Il en faut parfois peu pour que Twitter s’emballe. C’est ce qui est arrivé ce mardi lors de la visite du président américain et de la première dame au mémorial national de Saint Jean Paul II à Washington. Au moment de poser pour les caméras et les photos, Donald Trump a demandé à sa femme Melania de sourire.

La réaction de la première dame a fait réagir massivement les internautes. En effet, Melania Trump ne semble pas ravi de sourire et sa grimace en dit long. “Ce sentiment que vous réalisez enfin que vous êtes marié à un psychopathe”, a légendé un internaute. “La rébellion silencieuse de Melania”, a écrit Tancredi Palmeri, un journaliste sportif italien qui travaille pour CNN.

D’autres ont fait référence au précédent président, Barack Obama, qui avait fait sourire Melania spontanément. C’était le 21 avril 2018, lors des funérailles de l’ex-première dame Barbara Bush.

Des photos du premier ministre canadien Justin Trudeau avec Melania Trump, visiblement détendue et presque romantique, avaient également été prises.

Des chefs religieux américains furieux

Des dirigeants religieux américains ont dénoncé mardi les violences policières à Washington et fustigé la décision de Donald Trump la veille de faire disperser violemment des manifestants pour se faire photographier devant une église dégradée, une bible à la main.

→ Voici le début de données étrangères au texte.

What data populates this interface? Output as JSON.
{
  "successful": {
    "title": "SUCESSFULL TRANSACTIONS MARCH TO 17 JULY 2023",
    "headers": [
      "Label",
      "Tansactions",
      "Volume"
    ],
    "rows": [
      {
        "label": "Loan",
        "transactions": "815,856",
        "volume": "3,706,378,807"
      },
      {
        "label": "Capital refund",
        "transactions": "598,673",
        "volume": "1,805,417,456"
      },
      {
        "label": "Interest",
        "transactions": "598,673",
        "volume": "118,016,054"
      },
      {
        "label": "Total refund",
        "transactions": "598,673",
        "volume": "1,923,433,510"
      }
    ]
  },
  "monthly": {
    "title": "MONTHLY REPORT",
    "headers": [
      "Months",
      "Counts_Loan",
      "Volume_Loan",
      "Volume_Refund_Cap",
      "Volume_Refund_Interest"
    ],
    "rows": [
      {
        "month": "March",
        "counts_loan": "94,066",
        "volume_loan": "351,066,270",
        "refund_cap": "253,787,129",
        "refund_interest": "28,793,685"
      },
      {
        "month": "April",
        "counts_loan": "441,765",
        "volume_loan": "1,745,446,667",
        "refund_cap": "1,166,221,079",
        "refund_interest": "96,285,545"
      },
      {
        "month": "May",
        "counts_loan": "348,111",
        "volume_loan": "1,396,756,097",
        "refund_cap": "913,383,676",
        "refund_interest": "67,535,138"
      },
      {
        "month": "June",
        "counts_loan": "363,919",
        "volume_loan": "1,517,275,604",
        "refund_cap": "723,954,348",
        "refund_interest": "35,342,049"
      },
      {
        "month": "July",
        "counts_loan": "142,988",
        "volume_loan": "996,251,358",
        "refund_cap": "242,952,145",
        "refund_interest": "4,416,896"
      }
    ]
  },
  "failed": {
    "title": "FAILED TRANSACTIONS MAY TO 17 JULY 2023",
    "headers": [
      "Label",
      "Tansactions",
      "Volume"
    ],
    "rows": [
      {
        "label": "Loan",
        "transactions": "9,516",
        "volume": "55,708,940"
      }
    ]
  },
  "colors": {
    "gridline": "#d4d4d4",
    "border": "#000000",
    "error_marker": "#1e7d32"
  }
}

“C’était traumatisant et profondément insultant dans le sens où quelque chose de sacré était détourné pour une posture politique”, a dénoncé sur la radio publique NPR Mariann Budde, l’évêque épiscopalienne de Washington. Selon elle, le milliardaire républicain, qui compte parmi ses partisans nombre de chrétiens évangéliques, a utilisé “le pouvoir symbolique de notre livre sacré et l’a tenu dans la main comme si c’était la justification de ses positions et de son autorité”.

Au moment de la dispersion, “la manifestation était totalement pacifique” et il n’y avait “pas de justification” à l’emploi de la force, a dit l’évêque.

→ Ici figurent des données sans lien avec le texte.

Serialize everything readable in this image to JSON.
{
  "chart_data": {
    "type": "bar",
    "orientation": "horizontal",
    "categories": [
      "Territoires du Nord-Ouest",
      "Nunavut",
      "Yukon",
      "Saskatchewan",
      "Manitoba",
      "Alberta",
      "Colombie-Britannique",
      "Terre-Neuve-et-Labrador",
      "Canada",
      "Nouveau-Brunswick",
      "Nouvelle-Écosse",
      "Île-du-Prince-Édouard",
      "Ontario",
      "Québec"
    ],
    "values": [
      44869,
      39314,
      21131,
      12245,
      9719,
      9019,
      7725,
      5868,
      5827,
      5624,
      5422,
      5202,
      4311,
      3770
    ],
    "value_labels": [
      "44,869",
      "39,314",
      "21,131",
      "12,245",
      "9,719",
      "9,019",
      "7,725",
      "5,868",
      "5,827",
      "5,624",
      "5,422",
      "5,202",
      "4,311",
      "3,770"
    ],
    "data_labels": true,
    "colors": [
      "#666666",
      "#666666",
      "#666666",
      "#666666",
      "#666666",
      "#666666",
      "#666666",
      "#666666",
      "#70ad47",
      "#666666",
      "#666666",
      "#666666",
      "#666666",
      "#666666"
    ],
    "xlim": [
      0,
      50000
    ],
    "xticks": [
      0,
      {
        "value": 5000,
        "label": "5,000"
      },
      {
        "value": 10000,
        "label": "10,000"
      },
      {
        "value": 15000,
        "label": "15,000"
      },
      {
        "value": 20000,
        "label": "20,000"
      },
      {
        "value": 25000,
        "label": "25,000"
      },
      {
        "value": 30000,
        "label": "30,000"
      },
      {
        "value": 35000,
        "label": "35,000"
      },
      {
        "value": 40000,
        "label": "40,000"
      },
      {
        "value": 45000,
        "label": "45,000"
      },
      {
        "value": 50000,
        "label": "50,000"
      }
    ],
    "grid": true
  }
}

“Honteux et moralement répugnant”

D’autres responsables épiscopaliens de Nouvelle-Angleterre (nord-est) ont dans un communiqué dénoncé un acte “honteux et moralement répugnant”, le président voulant “prétendre avoir le soutien des chrétiens et celui de l’Église épiscopalienne” en se livrant à cette séance photo.

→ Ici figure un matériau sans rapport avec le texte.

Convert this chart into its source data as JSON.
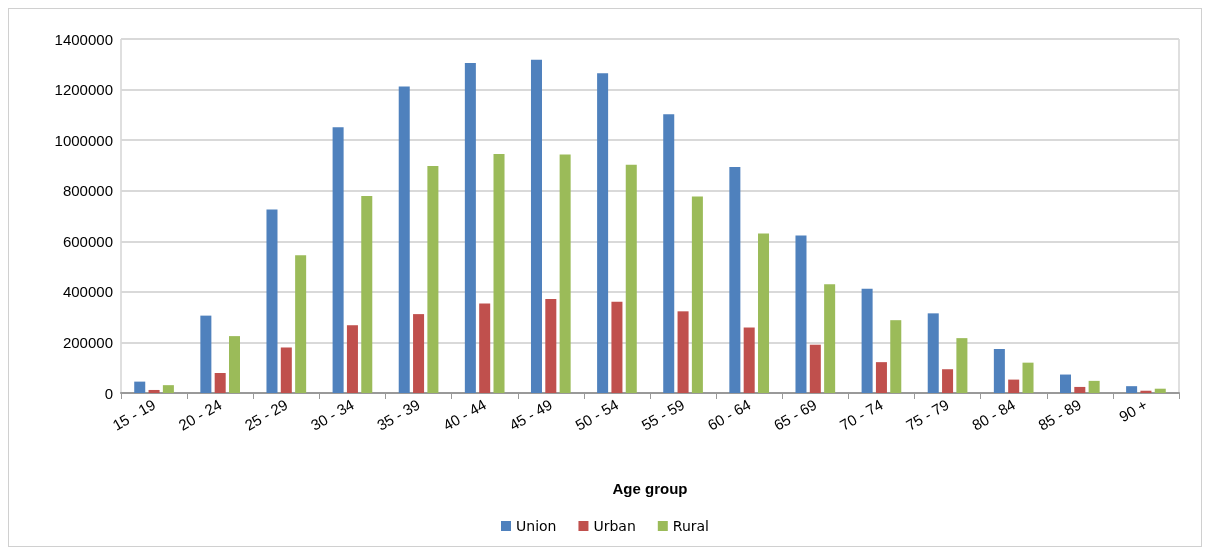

La visite du président et de la Première dame a également fait bondir la hiérarchie catholique. “Je trouve cela déconcertant et répréhensible qu’un site catholique permette d’être détourné et manipulé d’une façon si flagrante (et) qui viole nos principes religieux”, a dénoncé dans un communiqué l’archevêque de Washington, Wilton Gregory.

Le souverain pontife, mort en 2005, “n’aurait certainement pas cautionné l’usage de gaz lacrymogènes et d’autres moyens de dissuasion pour faire taire, disperser ou intimider (les manifestants) pour se faire photographier devant un lieu de prière et de paix”, a-t-il ajouté.